Our opinion rests on the following grounds. The order of September 8, which vacated the order of reinstatement of June 13 because the latter was after term time, is erroneous. The applicable rule derived from the cases is that a court may vacate or modify its judgment, after it has otherwise lost jurisdiction through the passage of time, when all the parties to the suit consent to it. Brown v. Miner, 408 Ill 123, 96 NE2d 530; Steinhagen v. Trull, 320 Ill 382, 151 NE 250; Reisman v. Central Mfg. Dist. Bank, 316 Ill App 371, 45 NE2d 90. The stipulation to vacate the order of dismissal was a valid and binding stipulation which the defendants cannot challenge on *451the basis of some mental reservation not expressed in the stipulation. That the court regarded the stipulation as valid when the case was reinstated on June 13 is evidenced by the fact that in the subsequent vacating order of September 8 the court manually struck out that portion of the prepared order which found that no valid stipulation had been filed. The policy of the courts is to enforce stipulations fairly made relating to the conduct of suits, unless good reason is shown to the contrary. People v. Spring Lake Drainage & Levee Disk, 253 Ill 479, 493, 97 NE 1042; Chicago & N. W. Ry. Co. v. Hintz, 132 Ill 265, 23 NE 1032. Defendants contention that the stipulation was not intended to be used after 30 days from the entry of the order of dismissal is without merit because no such limitation was expressed in the stipulation, and no showing has been made as to any improper use of the stipulation.

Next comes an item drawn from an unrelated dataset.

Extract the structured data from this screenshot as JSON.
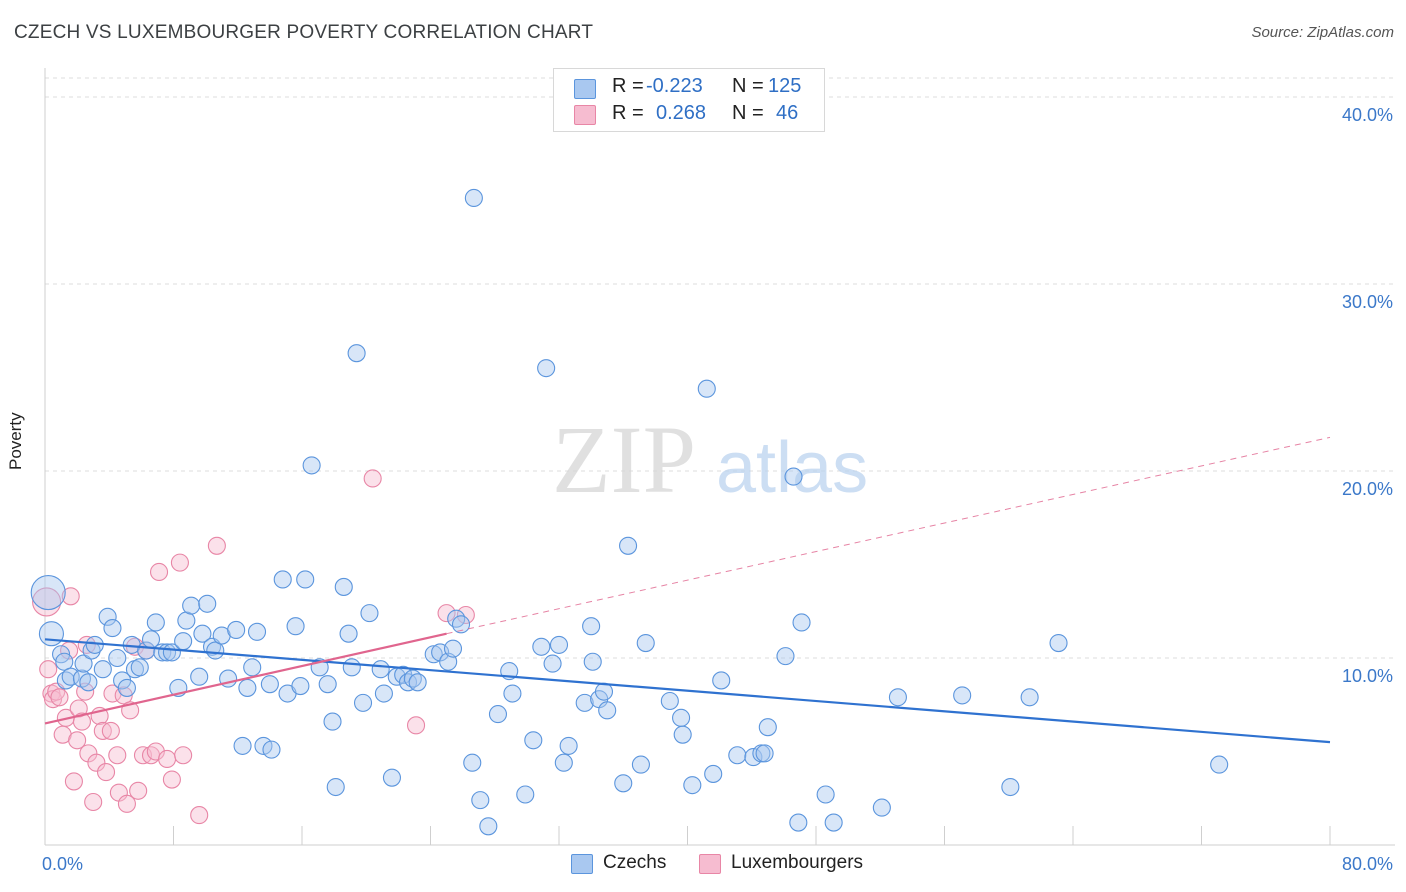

Likewise there is no foundation in fact or law for defendants’ attorney’s argument that he was without authority to execute such a stipulation which could be binding beyond thirty days. There was apparent authority, and the stipulation was executed without containing any time limitation. The stipulation is binding upon the client. American Car Co. v. Industrial Comm., 335 Ill 322, 167 NE 80; see Village of Dolton v. Dolton Estate, 331 Ill 88, 162 NE 214.

Plaintiff’s verified petition of October 6, from which this appeal was taken, was supported by affidavits and other documents showing why the cause was properly reinstated and should not have been vacated. No counteraffidavits were filed denying any of the allegations of the petition. The equities are strongly with the plaintiff; defendants have admitted liability.

The order of September 8 vacating the reinstatement was erroneous, and it was consequently an abuse of *452discretion to deny plaintiff’s petition of October 6, 1961 asking to have the September 8 order vacated. The orders of October 6 and September 8 are reversed and set aside, and the cause is remanded with directions to reinstate the order of June 13 which itself reinstated the. cause and placed it on the trial call.

Plaintiff’s requests for further relief centering on the rule to show cause are not properly before us because the motion on which they are based was never ruled on by the lower court.

Reversed and remanded with directions.

FRIEND, P. J. and BURKE, J., concur.